Siempre es difícil precisar qué podemos entender por la dignidad, la calidad --palabra extrañamente en boga-- enredadas en la muerte. Desde el principio de este cuaderno, se me han ido entretejiendo las miradas a la fascinación que el final de la vida siempre ejerce: Epicuro, Las Benévolas, la memoria histórica... Parece que es ahora obligado volver los ojos a las muertes que los medios retransmiten, objetivan, enfocan: algo quieren decirnos sobre qué hemos de pensar o qué esperar, en una cultura como la nuestra, que precisamente tiene en el centro de su origen una ejecución. Una muerte forzada por el hombre que aquilataba la autenticidad de lo divino en la persona de Jesús de Nazaret.
Y sin duda que hay una relación en la manera como nuestra cultura enmudece la muerte, la aparta extramuros de la conciencia, la quiere hacer a toda costa indolora, previsible, casi diríamos que cómoda.
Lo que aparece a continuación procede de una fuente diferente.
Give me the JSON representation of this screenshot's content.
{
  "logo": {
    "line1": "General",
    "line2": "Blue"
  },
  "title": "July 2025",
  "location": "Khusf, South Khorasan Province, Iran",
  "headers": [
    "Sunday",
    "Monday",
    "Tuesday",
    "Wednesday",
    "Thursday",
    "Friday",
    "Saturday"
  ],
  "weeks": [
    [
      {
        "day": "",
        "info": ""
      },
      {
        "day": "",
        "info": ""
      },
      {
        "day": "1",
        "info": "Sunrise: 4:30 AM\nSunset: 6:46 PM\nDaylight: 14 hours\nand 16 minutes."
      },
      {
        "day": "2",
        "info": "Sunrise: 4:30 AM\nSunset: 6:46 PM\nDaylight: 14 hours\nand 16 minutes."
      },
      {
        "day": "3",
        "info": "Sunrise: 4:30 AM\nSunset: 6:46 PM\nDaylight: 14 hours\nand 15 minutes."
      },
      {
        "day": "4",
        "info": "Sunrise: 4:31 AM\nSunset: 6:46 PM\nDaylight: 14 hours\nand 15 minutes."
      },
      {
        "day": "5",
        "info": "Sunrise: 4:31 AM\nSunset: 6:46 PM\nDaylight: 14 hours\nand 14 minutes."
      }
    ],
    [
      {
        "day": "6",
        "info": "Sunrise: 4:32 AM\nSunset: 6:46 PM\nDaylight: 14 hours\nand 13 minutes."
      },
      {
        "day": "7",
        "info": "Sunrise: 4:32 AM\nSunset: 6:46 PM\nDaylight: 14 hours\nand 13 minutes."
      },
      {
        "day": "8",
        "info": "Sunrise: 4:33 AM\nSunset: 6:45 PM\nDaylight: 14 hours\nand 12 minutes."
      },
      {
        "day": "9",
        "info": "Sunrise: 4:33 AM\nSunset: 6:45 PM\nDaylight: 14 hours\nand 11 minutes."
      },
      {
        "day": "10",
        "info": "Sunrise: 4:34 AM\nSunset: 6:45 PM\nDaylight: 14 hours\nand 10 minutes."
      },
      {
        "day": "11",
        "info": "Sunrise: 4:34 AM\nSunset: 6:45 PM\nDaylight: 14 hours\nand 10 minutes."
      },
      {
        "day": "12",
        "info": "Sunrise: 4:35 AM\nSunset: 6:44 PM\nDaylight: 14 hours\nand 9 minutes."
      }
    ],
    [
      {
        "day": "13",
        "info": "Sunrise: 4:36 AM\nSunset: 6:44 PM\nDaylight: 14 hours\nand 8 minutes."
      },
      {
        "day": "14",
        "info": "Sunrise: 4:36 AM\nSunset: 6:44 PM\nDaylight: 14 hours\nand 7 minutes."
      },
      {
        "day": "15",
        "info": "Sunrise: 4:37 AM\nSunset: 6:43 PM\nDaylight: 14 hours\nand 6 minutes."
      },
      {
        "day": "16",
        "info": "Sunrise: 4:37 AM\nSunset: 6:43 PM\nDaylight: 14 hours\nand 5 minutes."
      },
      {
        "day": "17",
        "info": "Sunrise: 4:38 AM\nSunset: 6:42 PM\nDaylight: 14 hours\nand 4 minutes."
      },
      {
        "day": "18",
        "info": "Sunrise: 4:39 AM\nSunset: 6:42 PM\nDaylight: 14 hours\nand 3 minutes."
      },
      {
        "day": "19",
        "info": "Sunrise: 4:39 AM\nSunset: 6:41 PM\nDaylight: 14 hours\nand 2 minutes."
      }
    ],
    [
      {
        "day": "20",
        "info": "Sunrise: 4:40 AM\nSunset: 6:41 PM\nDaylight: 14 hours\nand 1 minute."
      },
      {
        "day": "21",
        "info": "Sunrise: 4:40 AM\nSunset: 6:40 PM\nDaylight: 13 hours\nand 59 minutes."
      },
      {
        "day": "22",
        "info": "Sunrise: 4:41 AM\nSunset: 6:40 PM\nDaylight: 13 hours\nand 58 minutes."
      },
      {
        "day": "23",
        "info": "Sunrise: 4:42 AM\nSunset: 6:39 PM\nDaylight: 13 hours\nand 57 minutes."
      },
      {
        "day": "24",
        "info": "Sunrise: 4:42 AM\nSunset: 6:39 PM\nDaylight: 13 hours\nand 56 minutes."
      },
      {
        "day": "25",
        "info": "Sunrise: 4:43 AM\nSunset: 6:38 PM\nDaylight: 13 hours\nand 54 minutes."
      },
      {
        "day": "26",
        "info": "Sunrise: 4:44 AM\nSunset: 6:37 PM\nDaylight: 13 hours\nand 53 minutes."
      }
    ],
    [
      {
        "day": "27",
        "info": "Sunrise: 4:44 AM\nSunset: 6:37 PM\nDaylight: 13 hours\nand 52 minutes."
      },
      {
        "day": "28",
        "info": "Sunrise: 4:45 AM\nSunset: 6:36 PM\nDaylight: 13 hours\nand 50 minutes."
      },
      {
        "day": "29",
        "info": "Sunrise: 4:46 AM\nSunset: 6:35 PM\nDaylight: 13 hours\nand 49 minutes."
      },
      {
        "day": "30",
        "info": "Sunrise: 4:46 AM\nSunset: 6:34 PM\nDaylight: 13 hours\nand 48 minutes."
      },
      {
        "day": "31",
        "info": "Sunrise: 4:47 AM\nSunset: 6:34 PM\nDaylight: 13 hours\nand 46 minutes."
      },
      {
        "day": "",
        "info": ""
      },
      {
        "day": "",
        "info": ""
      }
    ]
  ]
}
Observable desde fuera, asumible como experiencia, ya no vivida, sino cuidada, paliada, sedada. Las peticiones de una eutanasia judicialmente controlada sin duda que responden a un sufrimiento extremo, físico o mental. Pero si alcanzan relevancia de la manera como lo hacen es porque el moribundo se vuelve a una sociedad que promete bienestar y reclama la extensión de esa protección al necesario enfrentamiento con el fin. No discutimos sólo por exorcizar los miedos propios en la vivencia, sino que necesitamos imaginar que todas las vidas transcurren en un cauce previsible y retransmitible, desde el nacimiento hasta el acabamiento. Y es a esta necesidad de todos, culturalmente emergente, a la que apela el reclamo de una muerte digna, es decir, acorde con los elementos implícitos de la ideología global que tiende a plasmarse ya no, como antaño, en los textos religiosos, en la liturgia sacramentada, sino en lo jurídico. La muerte natural ya no se administra como un hecho personal donde el individuo se enfrenta a su propia naturaleza cosntitutiva, dentro del marco de la religión como símbolo de los límites de lo humano, sino como un espacio de derechos inalienables, un lugar de deberes colectivos de cara al que se extingue. Morir ya es materia jurídica, no en su plasmación certificada, sino en su proceso.
Algo tendrá que ver con la verbosa manera como los textos constitucionales construyen la biografía ideal del ciudadano en una abstracta secuencia de derechos atendidos desde la colectividad, organizada asistencialmente. La idealización de la política, no como el campo de solución en ley de los conflictos, sino como la idealización de la experiencia humana convierte las declaraciones de derechos en un exhaustivo catálogo cada vez más obsesivamente enumerativo. Y es aquí donde se insertan cosas tales como el disfrute del paisaje, la muerte digna, como derechos a los que hay que responder colectivamente.
Se trata de una tendencia obsesiva de nuestra cultura, el proyectar la totalidad de la experiencia humana al ámbito de lo jurídico, como idealización. Prescindimos de sacerdotes y nos rodeamos de legisladores, de médicos, de jueces para sentir la existencia no como un espacio abierto al ejercicio de la libertad responsable en las limitaciones naturales, sino como un derecho que debe imponer su lógica absoluta dentro del Estado del Bienestar y su Constitución, que ampara todos y cada uno de los procesos vitales. Ya no somos ciudadanos que prevén y ordenan el conflicto y el bien común, sino meros avatares del Ciudadano Derechohabiente y rodeado de abigarradas cortes de funcionarios que velan por su bienestar, por el ajuste a derecho de cada uno de los instantes que compongan su trayectoria hasta el extremo. El miedo a la muerte nos hace así entregar todo el espacio al Estado como garante y administrador absoluto de la existencia. Queremos estar bien en todo instante, no ser, ni mucho menos saber que hemos de dejar de ser.
Ganaremos una buena muerte colectivamente diseñada en este proceso, pero tal vez comprometamos en exceso una buena vida individualmente construida.